A Taliban suicide car bombing hit a US-run base in eastern Afghanistan yesterday, killing at least three Afghans and wounding seven others, officials said.
Afghan Ministry of the Interior spokesman Sediq Sediqqi said the attack was a suicide car bombing and happened near the entrance of Forward Operating Base Chapman in Khost, a Taliban flashpoint that borders Pakistan.
“Three Afghan nationals are killed and seven Afghan nationals are wounded. We have no report of coalition casualties right now,” said Major Martin O’Donnell, a spokesman for NATO’s International Security Assistance Force.
Photo: AFP
The blast was so powerful that it rattled the windows of buildings in the city, about 4km away, a journalist said.
In December 2009, an al-Qaeda triple agent blew himself up at the base, killing seven CIA agents and his Jordanian handler in the deadliest attack on the US intelligence agency since 1983.
The Taliban, who have waged a bloody insurgency against foreign and Afghan government forces for the past 11 years since being ousted from power in an invasion led by the US, claimed responsibility for yesterday’s attack.
“The attack was carried out by a mujahid named Omar from Khost who knew the area very well,” Taliban spokesman Zabihullah Mujahed told reporters by e-mail.
He said the attacker “detonated a car bomb while American invading forces were searching visitors going to the base.”

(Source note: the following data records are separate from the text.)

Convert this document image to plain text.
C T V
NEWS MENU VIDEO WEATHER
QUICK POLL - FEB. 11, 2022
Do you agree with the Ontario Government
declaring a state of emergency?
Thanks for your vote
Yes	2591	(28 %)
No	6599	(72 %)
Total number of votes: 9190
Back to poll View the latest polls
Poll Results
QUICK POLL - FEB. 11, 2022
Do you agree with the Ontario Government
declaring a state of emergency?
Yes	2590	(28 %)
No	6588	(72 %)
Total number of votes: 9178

Khost Provincial Police Chief Abdul Qayoum Baqizai said live on television that the blast happened at the eastern gates of the base.
“One police officer who tried to search the vehicle and two civilians nearby were killed,” he said.
Khost is one of the most volatile parts of Afghanistan and shares a porous border with Pakistan’s tribal belt, which lies outside government control, and where US officials say the Taliban and al-Qaeda have carved out rear bases for operations in Afghanistan.